Justru sebaliknya. Hingga saat ini posisi masing-masing cagub maupun cawagub belum aman.

Pasalnya, saat ini KPU Provinsi Gorontalo masih memverikasi atau menelisik dan menelusuri keabsahan dokumen persyaratan calon yang dimasukkan.

Nah, apabila dalam verifikasi ditemukan adanya dokumen yang tak sah atau tak memenuhi syarat, maka akan dinyatakan tak memenuhi syarat (TMS). Dengan demikian bakal calon atau pasangan bakal calon tersebut akan dicoret.

Anggota KPU Provinsi Gorontalo Ahmad Abdullah mengemukakan, saat ini KPU Provinsi Gorontalo masih sementara menverifikasi ulang berkas calon perbaikan yang dimasukkan para bakal calon gubernur/wakil gubernur.

“KPU telah memberikan kesempatan bagi para bakal calon/pasangan calon untuk memasukkan berkas perbaikan ataupun kekurangan yang belum sempat dimasukkan pada saat pendaftaran.

Pemasukan berkas perbaikan dan kekurangan itu diberikan waktu hingga 4 Oktober 2016,” ujar Ahmad Abdullah yang ditemui di sela-sela rakor pengelolaan logitik, Kamis (6/10) di hotel Maqna, Kota Gorontalo.

Setelah masa pemasukan perbaikan dan kekurangan dokumen calon, KPU akan mengumumkan dokumen yang tak lengkap pada 5-6 Oktober 2016. Kemudian dilanjutkan dengan verifikasi ulang pada 6-9 Oktober.

“Hasil verifikasi ulang tersebut rencananya akan kita umumkan pada 10 Oktober mendatang,” ungkap Ahmad Abdullah.

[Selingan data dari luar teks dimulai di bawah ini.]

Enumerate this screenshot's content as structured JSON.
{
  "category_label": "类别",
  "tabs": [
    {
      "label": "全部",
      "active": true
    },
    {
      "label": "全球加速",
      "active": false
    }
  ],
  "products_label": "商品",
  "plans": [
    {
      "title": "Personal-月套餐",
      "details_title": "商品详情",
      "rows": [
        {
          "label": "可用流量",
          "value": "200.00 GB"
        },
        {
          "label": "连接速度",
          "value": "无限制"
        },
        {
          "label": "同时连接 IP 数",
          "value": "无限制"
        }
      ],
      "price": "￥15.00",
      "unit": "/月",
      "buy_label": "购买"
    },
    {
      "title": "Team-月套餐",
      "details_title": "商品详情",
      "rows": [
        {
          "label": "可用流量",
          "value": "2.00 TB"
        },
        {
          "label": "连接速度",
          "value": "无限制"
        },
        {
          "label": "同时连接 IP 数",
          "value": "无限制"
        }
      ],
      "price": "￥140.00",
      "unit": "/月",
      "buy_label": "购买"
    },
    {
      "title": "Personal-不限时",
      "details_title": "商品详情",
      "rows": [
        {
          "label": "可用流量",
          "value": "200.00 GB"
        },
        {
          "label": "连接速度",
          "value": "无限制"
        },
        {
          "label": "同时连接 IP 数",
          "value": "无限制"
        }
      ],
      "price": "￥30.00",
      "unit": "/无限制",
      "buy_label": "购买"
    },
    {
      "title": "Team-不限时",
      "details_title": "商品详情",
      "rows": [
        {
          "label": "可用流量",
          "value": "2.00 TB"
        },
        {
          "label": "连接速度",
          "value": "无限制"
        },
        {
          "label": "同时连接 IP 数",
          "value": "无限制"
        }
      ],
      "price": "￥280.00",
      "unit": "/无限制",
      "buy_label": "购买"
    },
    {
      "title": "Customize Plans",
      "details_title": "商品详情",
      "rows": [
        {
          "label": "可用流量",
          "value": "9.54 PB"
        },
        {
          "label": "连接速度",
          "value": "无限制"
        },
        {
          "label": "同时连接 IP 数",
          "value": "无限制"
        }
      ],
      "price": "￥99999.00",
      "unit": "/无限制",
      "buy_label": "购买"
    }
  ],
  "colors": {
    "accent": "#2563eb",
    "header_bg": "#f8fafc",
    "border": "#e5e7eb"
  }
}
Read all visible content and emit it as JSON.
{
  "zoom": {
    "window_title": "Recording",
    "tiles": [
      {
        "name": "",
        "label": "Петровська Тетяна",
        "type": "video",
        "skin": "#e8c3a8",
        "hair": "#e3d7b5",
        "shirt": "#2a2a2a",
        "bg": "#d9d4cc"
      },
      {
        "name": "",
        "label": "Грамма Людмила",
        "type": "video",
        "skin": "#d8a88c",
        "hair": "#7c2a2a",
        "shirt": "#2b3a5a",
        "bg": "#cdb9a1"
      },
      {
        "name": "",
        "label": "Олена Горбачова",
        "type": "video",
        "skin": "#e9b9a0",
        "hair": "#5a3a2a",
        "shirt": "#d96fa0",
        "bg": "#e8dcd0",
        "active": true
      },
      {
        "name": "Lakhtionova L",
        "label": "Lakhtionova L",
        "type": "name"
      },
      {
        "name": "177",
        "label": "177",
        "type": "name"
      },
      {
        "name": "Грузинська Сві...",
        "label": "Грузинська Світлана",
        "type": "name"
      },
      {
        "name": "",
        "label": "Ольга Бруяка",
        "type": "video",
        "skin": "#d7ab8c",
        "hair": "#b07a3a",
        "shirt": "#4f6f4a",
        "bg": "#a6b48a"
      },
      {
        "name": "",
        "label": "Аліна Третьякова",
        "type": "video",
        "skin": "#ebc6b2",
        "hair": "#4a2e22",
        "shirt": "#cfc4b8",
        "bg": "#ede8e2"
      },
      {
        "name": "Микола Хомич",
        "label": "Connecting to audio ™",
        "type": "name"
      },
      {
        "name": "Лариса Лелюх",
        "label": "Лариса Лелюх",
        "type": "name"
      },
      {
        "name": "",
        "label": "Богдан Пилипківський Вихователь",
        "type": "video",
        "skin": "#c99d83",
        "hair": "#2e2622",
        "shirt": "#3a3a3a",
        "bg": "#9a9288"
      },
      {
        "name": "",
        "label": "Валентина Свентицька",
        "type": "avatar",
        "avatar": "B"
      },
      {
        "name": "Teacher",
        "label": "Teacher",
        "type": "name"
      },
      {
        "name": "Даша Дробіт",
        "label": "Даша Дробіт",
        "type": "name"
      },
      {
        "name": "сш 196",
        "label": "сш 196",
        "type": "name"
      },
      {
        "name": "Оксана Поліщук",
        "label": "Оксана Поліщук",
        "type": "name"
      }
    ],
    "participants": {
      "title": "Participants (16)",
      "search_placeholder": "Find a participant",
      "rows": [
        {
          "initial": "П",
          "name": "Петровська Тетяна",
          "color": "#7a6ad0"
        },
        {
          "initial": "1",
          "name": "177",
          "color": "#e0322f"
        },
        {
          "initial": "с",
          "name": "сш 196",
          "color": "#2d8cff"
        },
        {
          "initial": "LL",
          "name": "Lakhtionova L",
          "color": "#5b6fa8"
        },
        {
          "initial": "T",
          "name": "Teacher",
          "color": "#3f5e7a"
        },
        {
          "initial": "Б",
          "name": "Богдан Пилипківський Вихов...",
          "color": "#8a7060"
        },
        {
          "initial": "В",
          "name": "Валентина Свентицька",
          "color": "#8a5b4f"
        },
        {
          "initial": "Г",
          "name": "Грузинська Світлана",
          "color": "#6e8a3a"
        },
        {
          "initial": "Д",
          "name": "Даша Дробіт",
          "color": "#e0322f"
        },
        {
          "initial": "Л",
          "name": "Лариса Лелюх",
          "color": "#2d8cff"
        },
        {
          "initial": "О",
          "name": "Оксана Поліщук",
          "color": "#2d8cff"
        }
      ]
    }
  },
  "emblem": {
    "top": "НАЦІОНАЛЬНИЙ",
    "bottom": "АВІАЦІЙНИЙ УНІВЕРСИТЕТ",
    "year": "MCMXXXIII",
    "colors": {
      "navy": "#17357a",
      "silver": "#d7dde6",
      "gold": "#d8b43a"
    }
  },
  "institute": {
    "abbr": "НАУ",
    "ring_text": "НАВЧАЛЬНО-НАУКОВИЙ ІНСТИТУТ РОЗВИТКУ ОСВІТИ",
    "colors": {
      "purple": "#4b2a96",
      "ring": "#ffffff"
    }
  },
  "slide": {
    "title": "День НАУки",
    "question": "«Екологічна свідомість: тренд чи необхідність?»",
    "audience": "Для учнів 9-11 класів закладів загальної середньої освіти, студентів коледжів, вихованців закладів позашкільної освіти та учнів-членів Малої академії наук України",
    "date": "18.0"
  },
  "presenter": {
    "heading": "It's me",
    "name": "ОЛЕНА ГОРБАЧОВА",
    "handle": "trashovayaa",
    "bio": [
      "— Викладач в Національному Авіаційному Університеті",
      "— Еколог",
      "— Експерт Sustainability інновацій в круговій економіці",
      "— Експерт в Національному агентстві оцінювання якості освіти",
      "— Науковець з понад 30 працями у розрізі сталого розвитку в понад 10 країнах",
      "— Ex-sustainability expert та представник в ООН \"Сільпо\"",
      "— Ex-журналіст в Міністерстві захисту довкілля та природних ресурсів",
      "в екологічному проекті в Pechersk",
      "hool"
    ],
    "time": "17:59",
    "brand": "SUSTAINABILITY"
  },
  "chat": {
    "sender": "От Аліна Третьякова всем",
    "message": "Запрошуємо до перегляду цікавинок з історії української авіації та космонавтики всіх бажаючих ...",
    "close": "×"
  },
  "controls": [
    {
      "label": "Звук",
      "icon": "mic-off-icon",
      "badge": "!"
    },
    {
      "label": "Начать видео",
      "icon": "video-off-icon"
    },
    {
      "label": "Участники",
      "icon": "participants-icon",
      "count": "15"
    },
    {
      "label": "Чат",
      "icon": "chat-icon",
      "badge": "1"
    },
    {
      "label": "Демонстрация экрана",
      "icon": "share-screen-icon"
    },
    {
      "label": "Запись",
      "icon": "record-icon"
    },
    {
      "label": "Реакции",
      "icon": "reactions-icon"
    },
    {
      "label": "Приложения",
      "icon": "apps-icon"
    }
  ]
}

Lebih lanjut Ahmad Abdullah menegaskan, setelah penyampaikan hasil verifikasi ulang tak ada lagi masa perbaikan berkas/dokumen calon.

“Jika nantinya hasil verifikasi ternyata tak memenuhi syarat, maka tentunya akan dinyatakan TMS. Sebaliknya, bila memenuhi syarat maka dinyatakan memenuhi syarat.

Apabila dinyatakan TMS maka bakal calon atau pasangan bakal calon akan dicoret,” kata Ahmad Abdullah menekankan.

Disinggung mengenai perkembangan hasil verifikasi ulang yang sementara berjalan, komisioner tiga periode itu belum mau berkomentar banyak. “Tunggu saja hasilnya. Verifikasi masih sementara berlangsung,” tandas Ahmad Abdullah. (san/nrt/hargo)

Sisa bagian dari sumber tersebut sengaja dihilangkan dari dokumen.